O llanito não é uma simples mistura de palavras das duas línguas — tem uma estrutura própria e usos sistemáticos. É uma verdadeira língua criada por contacto. Não vai acontecer, mas é possível imaginar um mundo em que o llanito se torna uma língua padronizada, usada por milhões. Afinal, se virmos bem, o próprio inglês é uma língua construída por contacto entre o inglês antigo, o nórdico dos viquingues e, depois, o francês normando (e isto já é simplificar muito a história). 

Já houve tentativas de criar uma ortografia do llanito. Nesta página, encontramos textos como este: 

“Er Llanito ê un Iberou Ròumants làngwij ke tiene’r Westen Andalûh komo lingwìstik beis. Ouva lô s’anyô ête lingwìstik beis s’a vîto ìnfluentst polô làngwijez ke històrikli s’an avlàu n’Hivertà (Henovêh, Haketìa, etc). Nlô s’ùrtimô 70/80 anyô er Llanito s’a vîto strongli ìnfluentst pol’Inglêh Vritàniko tanto à un lèksikol komo à un gramàtikol lèvol.”
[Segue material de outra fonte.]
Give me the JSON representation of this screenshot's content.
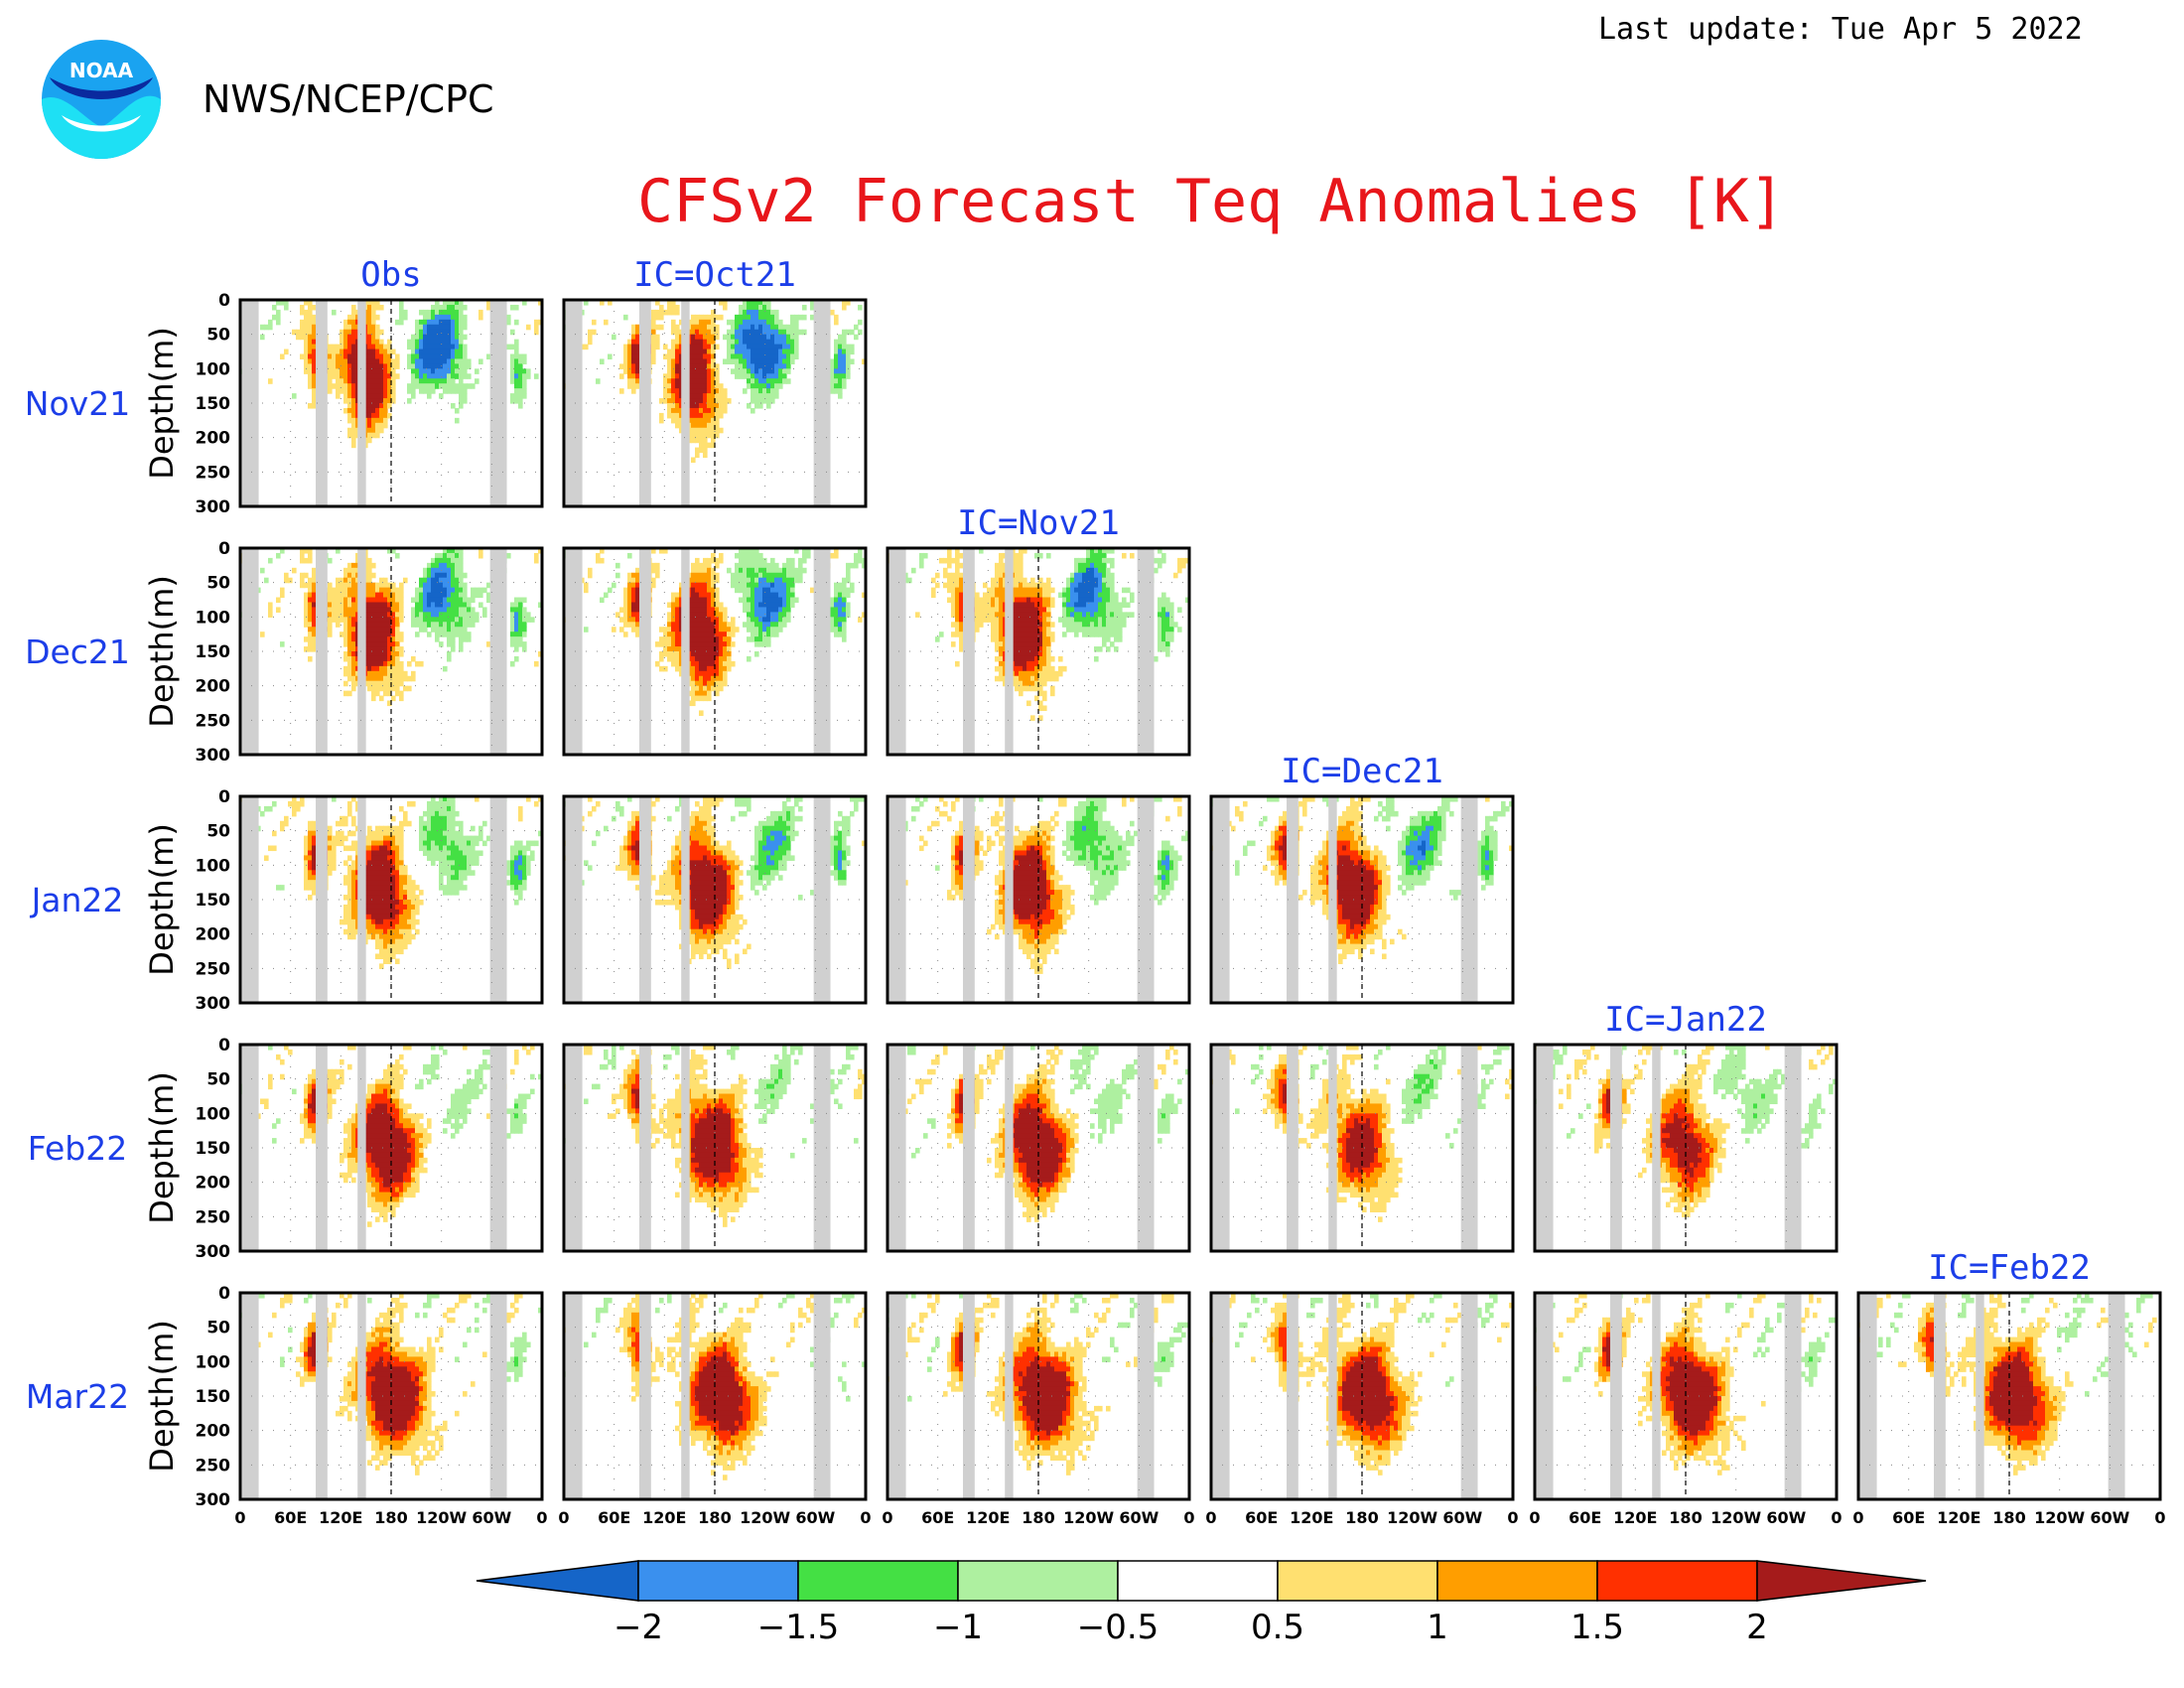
{
  "header": {
    "last_update": "Last update: Tue Apr  5 2022",
    "org": "NWS/NCEP/CPC",
    "logo_text": "NOAA",
    "title": "CFSv2 Forecast Teq Anomalies [K]"
  },
  "colors": {
    "title": "#e8161b",
    "column_labels": "#1c3ee8",
    "row_labels": "#1c3ee8",
    "land_mask": "#d0d0d0",
    "levels": [
      "#1565c8",
      "#3a90ee",
      "#44e044",
      "#aef0a0",
      "#ffffff",
      "#ffe070",
      "#ff9e00",
      "#ff3000",
      "#a51b1b"
    ]
  },
  "chart_data": {
    "type": "heatmap",
    "title": "CFSv2 Forecast Teq Anomalies [K]",
    "columns": [
      "Obs",
      "IC=Oct21",
      "IC=Nov21",
      "IC=Dec21",
      "IC=Jan22",
      "IC=Feb22"
    ],
    "rows": [
      "Nov21",
      "Dec21",
      "Jan22",
      "Feb22",
      "Mar22"
    ],
    "ylabel": "Depth(m)",
    "y_ticks": [
      "0",
      "50",
      "100",
      "150",
      "200",
      "250",
      "300"
    ],
    "ylim": [
      300,
      0
    ],
    "x_ticks": [
      "0",
      "60E",
      "120E",
      "180",
      "120W",
      "60W",
      "0"
    ],
    "xlim": [
      0,
      360
    ],
    "colorbar": {
      "tick_labels": [
        "−2",
        "−1.5",
        "−1",
        "−0.5",
        "0.5",
        "1",
        "1.5",
        "2"
      ],
      "levels": [
        -2,
        -1.5,
        -1,
        -0.5,
        0.5,
        1,
        1.5,
        2
      ]
    },
    "land_bands_lon": [
      [
        2,
        22
      ],
      [
        90,
        104
      ],
      [
        140,
        150
      ],
      [
        298,
        318
      ]
    ],
    "dateline_lon": 180,
    "warm_anomaly_center_lon": [
      150,
      200
    ],
    "warm_anomaly_depth_m": [
      80,
      220
    ]
  }
}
O texto começa: “O llanito é uma língua ibero-romance que tem o andaluz ocidental como base linguística.” Deixo o resto como exercício de tradução para quem quiser...

A tempestade das línguas

Enquanto falar de uma só terra, o llanito é também um caso saliente de um fenómeno universal. Em todos os lugares do mundo, o uso das línguas é único. Gibraltar é especial por juntar duas línguas muito conhecidas e por ser um território separado dos vizinhos por uma fronteira; aqui, as línguas misturam-se como num tubo de ensaio. No entanto, todas as terras misturam as palavras à sua maneira, embora com menos fronteiras. Aliás, cada família, cada bairro, cada turma, cada grupo de amigos têm a sua forma particular de falar... Podemos até aproximar o nosso microscópio linguístico até perceber que cada pessoa tem uma mistura única de vocabulário, pronúncia, sintaxe — os linguistas usam o termo idiolecto: a língua tal como é usada por um indivíduo. 
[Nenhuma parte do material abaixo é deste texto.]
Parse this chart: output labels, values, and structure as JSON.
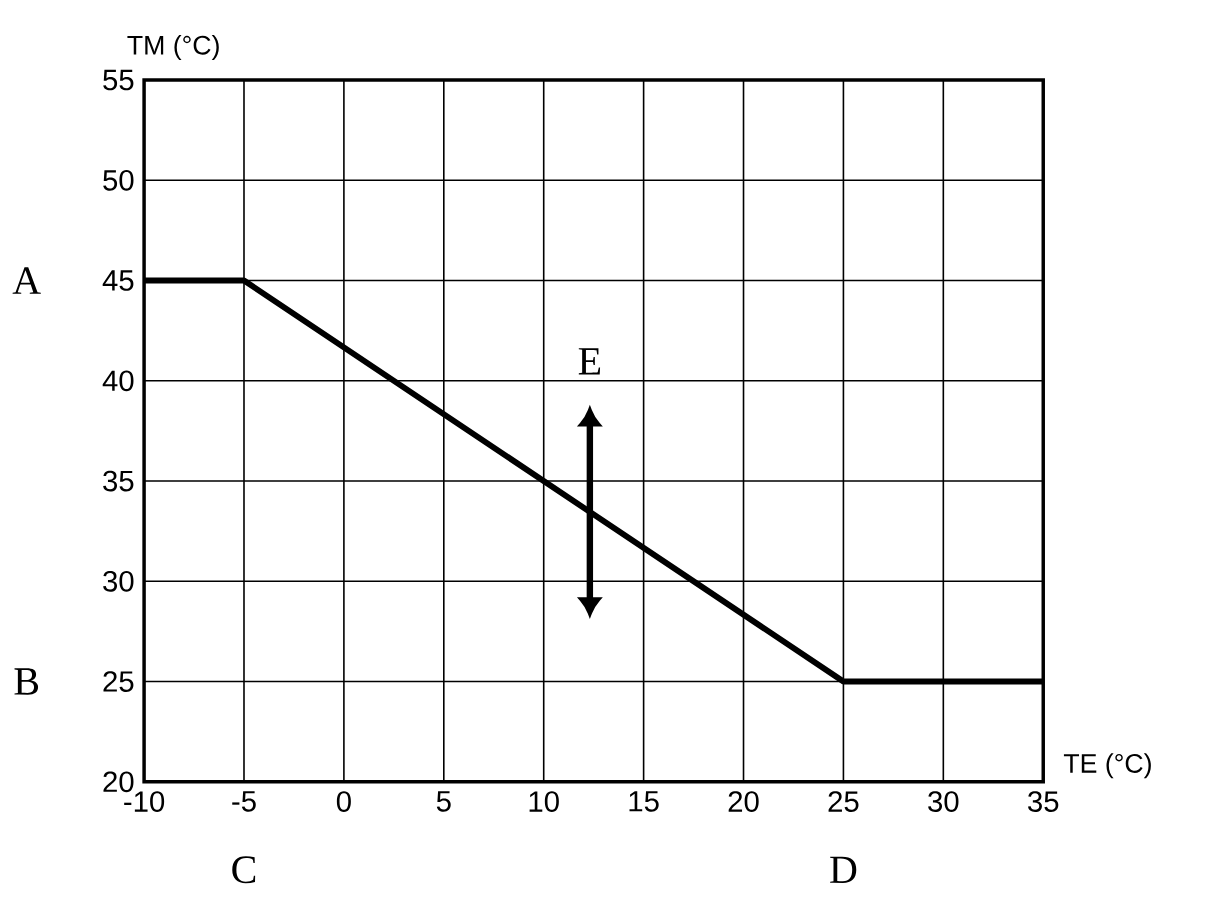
{
  "chart_data": {
    "type": "line",
    "xlabel": "TE (°C)",
    "ylabel": "TM (°C)",
    "x": [
      -10,
      -5,
      25,
      35
    ],
    "series": [
      {
        "color": "#000000",
        "values": [
          45,
          45,
          25,
          25
        ]
      }
    ],
    "xlim": [
      -10,
      35
    ],
    "xticks": [
      -10,
      -5,
      0,
      5,
      10,
      15,
      20,
      25,
      30,
      35
    ],
    "ylim": [
      20,
      55
    ],
    "yticks": [
      20,
      25,
      30,
      35,
      40,
      45,
      50,
      55
    ],
    "grid": true,
    "marker": "none",
    "line_style": "solid",
    "annotations": [
      "A",
      "B",
      "C",
      "D",
      "E"
    ]
  }
}
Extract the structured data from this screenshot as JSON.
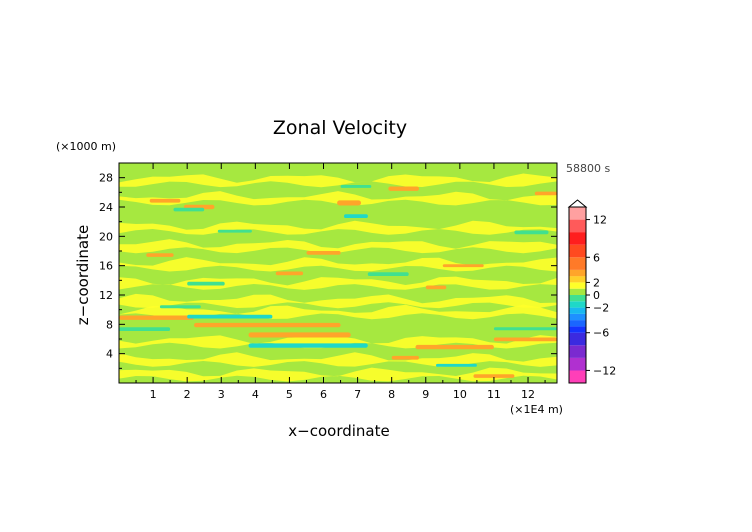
{
  "chart_data": {
    "type": "heatmap",
    "title": "Zonal Velocity",
    "xlabel": "x−coordinate",
    "ylabel": "z−coordinate",
    "x_unit": "(×1E4 m)",
    "y_unit": "(×1000 m)",
    "time_label": "58800 s",
    "xlim": [
      0,
      12.85
    ],
    "ylim": [
      0,
      30
    ],
    "x_ticks": [
      "1",
      "2",
      "3",
      "4",
      "5",
      "6",
      "7",
      "8",
      "9",
      "10",
      "11",
      "12"
    ],
    "y_ticks": [
      "4",
      "8",
      "12",
      "16",
      "20",
      "24",
      "28"
    ],
    "grid": false,
    "colorbar": {
      "position": "right",
      "tick_labels": [
        "12",
        "6",
        "2",
        "0",
        "−2",
        "−6",
        "−12"
      ],
      "levels": [
        {
          "from": -14,
          "to": -12,
          "color": "#ff3fb8"
        },
        {
          "from": -12,
          "to": -10,
          "color": "#b030d0"
        },
        {
          "from": -10,
          "to": -8,
          "color": "#7a2ad0"
        },
        {
          "from": -8,
          "to": -6,
          "color": "#3b2ae0"
        },
        {
          "from": -6,
          "to": -5,
          "color": "#1433ff"
        },
        {
          "from": -5,
          "to": -4,
          "color": "#1a66ff"
        },
        {
          "from": -4,
          "to": -3,
          "color": "#1e90ff"
        },
        {
          "from": -3,
          "to": -2,
          "color": "#19b8f0"
        },
        {
          "from": -2,
          "to": -1,
          "color": "#1ed8c8"
        },
        {
          "from": -1,
          "to": 0,
          "color": "#40e090"
        },
        {
          "from": 0,
          "to": 1,
          "color": "#a6e840"
        },
        {
          "from": 1,
          "to": 2,
          "color": "#ffff2a"
        },
        {
          "from": 2,
          "to": 3,
          "color": "#ffd02a"
        },
        {
          "from": 3,
          "to": 4,
          "color": "#ffa52a"
        },
        {
          "from": 4,
          "to": 6,
          "color": "#ff7a28"
        },
        {
          "from": 6,
          "to": 8,
          "color": "#ff4a20"
        },
        {
          "from": 8,
          "to": 10,
          "color": "#ff1e1e"
        },
        {
          "from": 10,
          "to": 12,
          "color": "#ff5a5a"
        },
        {
          "from": 12,
          "to": 14,
          "color": "#ffa0a0"
        }
      ]
    },
    "field": {
      "description_free": true,
      "background_value": 0.5,
      "features": [
        {
          "x": [
            0.0,
            2.2
          ],
          "z": [
            8.6,
            9.2
          ],
          "value": 3.5
        },
        {
          "x": [
            2.2,
            6.5
          ],
          "z": [
            7.6,
            8.2
          ],
          "value": 3.0
        },
        {
          "x": [
            2.0,
            4.5
          ],
          "z": [
            8.8,
            9.3
          ],
          "value": -1.5
        },
        {
          "x": [
            3.8,
            6.8
          ],
          "z": [
            6.2,
            6.9
          ],
          "value": 3.0
        },
        {
          "x": [
            3.8,
            7.3
          ],
          "z": [
            4.8,
            5.4
          ],
          "value": -1.5
        },
        {
          "x": [
            0.0,
            1.5
          ],
          "z": [
            7.1,
            7.6
          ],
          "value": -1.0
        },
        {
          "x": [
            8.7,
            11.0
          ],
          "z": [
            4.6,
            5.2
          ],
          "value": 3.0
        },
        {
          "x": [
            11.0,
            12.85
          ],
          "z": [
            5.7,
            6.2
          ],
          "value": 3.0
        },
        {
          "x": [
            11.0,
            12.85
          ],
          "z": [
            7.2,
            7.6
          ],
          "value": -1.0
        },
        {
          "x": [
            9.3,
            10.5
          ],
          "z": [
            2.2,
            2.6
          ],
          "value": -1.5
        },
        {
          "x": [
            6.6,
            7.3
          ],
          "z": [
            22.5,
            23.0
          ],
          "value": -2.0
        },
        {
          "x": [
            6.4,
            7.1
          ],
          "z": [
            24.2,
            24.9
          ],
          "value": 3.5
        },
        {
          "x": [
            7.9,
            8.8
          ],
          "z": [
            26.2,
            26.8
          ],
          "value": 3.0
        },
        {
          "x": [
            6.5,
            7.4
          ],
          "z": [
            26.6,
            27.0
          ],
          "value": -1.0
        },
        {
          "x": [
            1.9,
            2.8
          ],
          "z": [
            23.7,
            24.3
          ],
          "value": 3.0
        },
        {
          "x": [
            0.9,
            1.8
          ],
          "z": [
            24.6,
            25.1
          ],
          "value": 3.0
        },
        {
          "x": [
            1.6,
            2.5
          ],
          "z": [
            23.4,
            23.9
          ],
          "value": -1.0
        },
        {
          "x": [
            2.9,
            3.9
          ],
          "z": [
            20.5,
            20.9
          ],
          "value": -1.0
        },
        {
          "x": [
            5.5,
            6.5
          ],
          "z": [
            17.5,
            18.0
          ],
          "value": 3.0
        },
        {
          "x": [
            0.8,
            1.6
          ],
          "z": [
            17.2,
            17.7
          ],
          "value": 3.0
        },
        {
          "x": [
            7.3,
            8.5
          ],
          "z": [
            14.6,
            15.1
          ],
          "value": -1.0
        },
        {
          "x": [
            9.5,
            10.7
          ],
          "z": [
            15.8,
            16.2
          ],
          "value": 3.0
        },
        {
          "x": [
            11.6,
            12.6
          ],
          "z": [
            20.3,
            20.8
          ],
          "value": -1.0
        },
        {
          "x": [
            12.2,
            12.85
          ],
          "z": [
            25.6,
            26.1
          ],
          "value": 3.0
        },
        {
          "x": [
            4.6,
            5.4
          ],
          "z": [
            14.7,
            15.2
          ],
          "value": 3.0
        },
        {
          "x": [
            9.0,
            9.6
          ],
          "z": [
            12.8,
            13.3
          ],
          "value": 3.0
        },
        {
          "x": [
            2.0,
            3.1
          ],
          "z": [
            13.3,
            13.8
          ],
          "value": -1.0
        },
        {
          "x": [
            8.0,
            8.8
          ],
          "z": [
            3.2,
            3.7
          ],
          "value": 3.0
        },
        {
          "x": [
            10.4,
            11.6
          ],
          "z": [
            0.7,
            1.2
          ],
          "value": 3.0
        },
        {
          "x": [
            1.2,
            2.4
          ],
          "z": [
            10.2,
            10.6
          ],
          "value": -1.0
        }
      ]
    }
  }
}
Do borbulhar da língua na rua, nascem depois os padrões, construções artificiais, para uso geral, que acabaram por ganhar tanta força que hoje esmagam muitas das particularidades regionais. No entanto, mesmo neste mundo onde os padrões são tão importantes, todas as línguas mantêm variação — que é particularmente visível (ou audível) em terras como Gibraltar, pelo efeito multiplicador do contacto entre idiomas diferentes. 
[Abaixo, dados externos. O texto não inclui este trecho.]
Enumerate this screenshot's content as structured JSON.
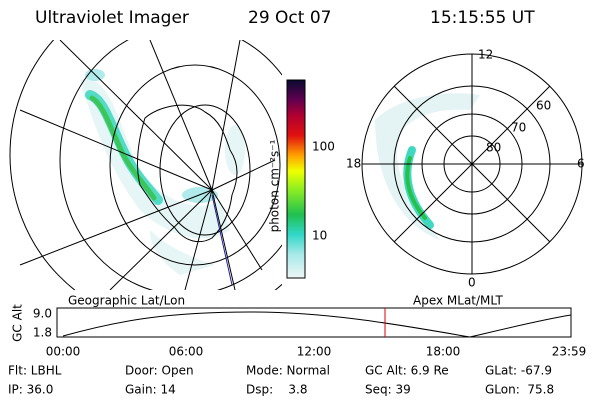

A linguagem humana está sempre sujeita a forças centrípetas, como os padrões, o sistema educativo, o prestígio social de certas palavras ou construções, e a forças centrífugas, como a criatividade individual, o contacto entre línguas e o prestígio oculto das palavras que usamos só entre nós.

O llanito tem palavras de muitos lugares. A língua desfaz-nos, no fundo, a ilusão com que começámos. Terras como Gibraltar são tudo menos cidades dentro de globos de neve: por mais fronteiras que se criem, ali foram parar pessoas e palavras de muitos lugares, numa mistura que torna a cidade particularmente interessante.


Marco Neves | Professor e tradutor. Escreve sobre línguas e outras viagens na página Certas Palavras. Apresenta, com Cristina Soares, o programa Palavrões da Ciência.